According to the Minister, he finds it worrisome that the illicit traders have devised a modus operandi of getting people to step up in their stead to purchase the Rosewood and later get them exported.
According to him, his Ministry will now “move one step forward" to prohibit such mechanism from working.
Mr Jinapor noted that he frowns on the practice where confiscated Rosewood still ends up in the hands of those who illegally log and sell them.
“It’s about time for us to interrogate how Rosewood is disposed of when they are confiscated. If the situation is that persons who are behind the trade find a mechanism and go through the backdoor to get fronts to buy the wood for them, it will not work.”

He added that “I thought I should say it publicly so that all of us begin to examine it. So in the shortest possible time, we can either review the policy or if it requires us to go to Parliament to amend the law to ensure that the disposal of illegally procured Rosewood is redone or rearranged in a manner that does not have it end up in the hands of the people who are behind the trade, we may have to look at it.”
He urged stakeholders to come up with necessary policies that will rebuild the timber industry.
“Because you are in the industry, you understand how the industry works and you certainly will appreciate the type of measures or interventions which are required to ensure that the once vibrant timber industry of our country gets revamped so we will be counting on you.”
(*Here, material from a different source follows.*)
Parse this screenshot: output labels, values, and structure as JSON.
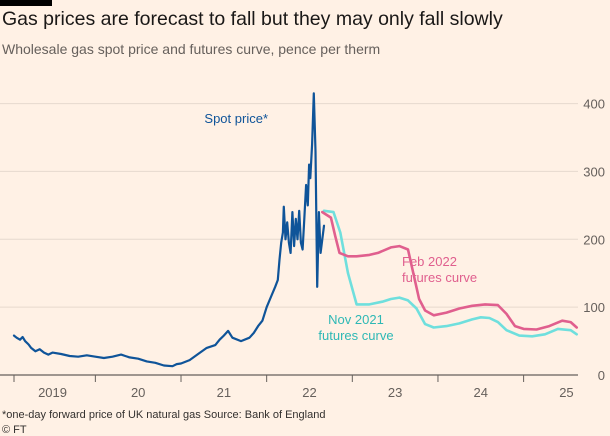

“The sustainable use of our natural resources that cannot be over-emphasized, we need to pay particular attention to that. And I am particularly excited that Rosewood turns out to be under you. There is a big issue. Rosewood continues to be a big issue for us. There is a ban on it and we expect that the ban is enforced and enforced strictly,” he added.
The minister proposed measures to ensure that Rosewood is utilised in a sustainable manner.
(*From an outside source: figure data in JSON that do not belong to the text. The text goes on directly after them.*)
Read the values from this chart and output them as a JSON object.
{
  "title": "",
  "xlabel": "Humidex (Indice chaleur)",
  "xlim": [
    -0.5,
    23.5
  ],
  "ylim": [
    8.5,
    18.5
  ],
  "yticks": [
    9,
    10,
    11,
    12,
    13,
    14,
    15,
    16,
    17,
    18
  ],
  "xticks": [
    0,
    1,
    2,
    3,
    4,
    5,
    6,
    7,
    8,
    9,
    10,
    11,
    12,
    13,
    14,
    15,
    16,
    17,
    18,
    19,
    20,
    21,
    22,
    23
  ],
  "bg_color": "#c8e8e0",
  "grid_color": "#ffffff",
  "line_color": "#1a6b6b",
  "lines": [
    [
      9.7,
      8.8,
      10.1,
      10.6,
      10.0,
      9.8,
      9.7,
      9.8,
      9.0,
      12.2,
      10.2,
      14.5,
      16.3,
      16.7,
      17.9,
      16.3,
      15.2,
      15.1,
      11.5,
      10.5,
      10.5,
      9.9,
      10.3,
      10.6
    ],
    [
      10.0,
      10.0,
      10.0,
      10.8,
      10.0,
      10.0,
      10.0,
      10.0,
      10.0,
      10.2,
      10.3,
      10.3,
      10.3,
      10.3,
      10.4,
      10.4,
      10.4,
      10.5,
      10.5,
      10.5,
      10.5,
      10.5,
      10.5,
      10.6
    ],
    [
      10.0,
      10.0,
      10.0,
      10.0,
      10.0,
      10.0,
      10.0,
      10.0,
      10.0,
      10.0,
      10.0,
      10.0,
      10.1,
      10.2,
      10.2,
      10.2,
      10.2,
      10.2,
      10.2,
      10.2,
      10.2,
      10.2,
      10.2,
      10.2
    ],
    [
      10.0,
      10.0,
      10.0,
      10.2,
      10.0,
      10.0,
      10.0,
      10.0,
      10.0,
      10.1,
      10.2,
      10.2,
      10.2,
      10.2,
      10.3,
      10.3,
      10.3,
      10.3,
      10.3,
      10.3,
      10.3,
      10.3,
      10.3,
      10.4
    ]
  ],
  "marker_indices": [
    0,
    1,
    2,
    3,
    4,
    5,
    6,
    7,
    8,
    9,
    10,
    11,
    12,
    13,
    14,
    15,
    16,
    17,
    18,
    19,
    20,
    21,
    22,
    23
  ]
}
"So we get to a point where we have a comprehensive strategy which can ensure that we lift the ban and get the economic value out of it within the context where it does not become unsustainable because in the end when we are talking about the reason why there is a ban, is because the harvesting or the utilisation of this species is largely unsustainable,” he said.
Commenting on illegal mining, he stated that the law which amended the disposal of equipment used in illegal small scale mining should be given a second glance, adding that when the mining equipment are confiscated by law, they should be auctioned to the public sector.
"They have to be allocated to public institutions, but we no have legal right to hand over the excavators to private individuals. The owners of the excavators cannot find fronts to come and participate in the auction to buy the excavators and then turn around to sell it to them and that obviously would be an incentive for that trade," he stated.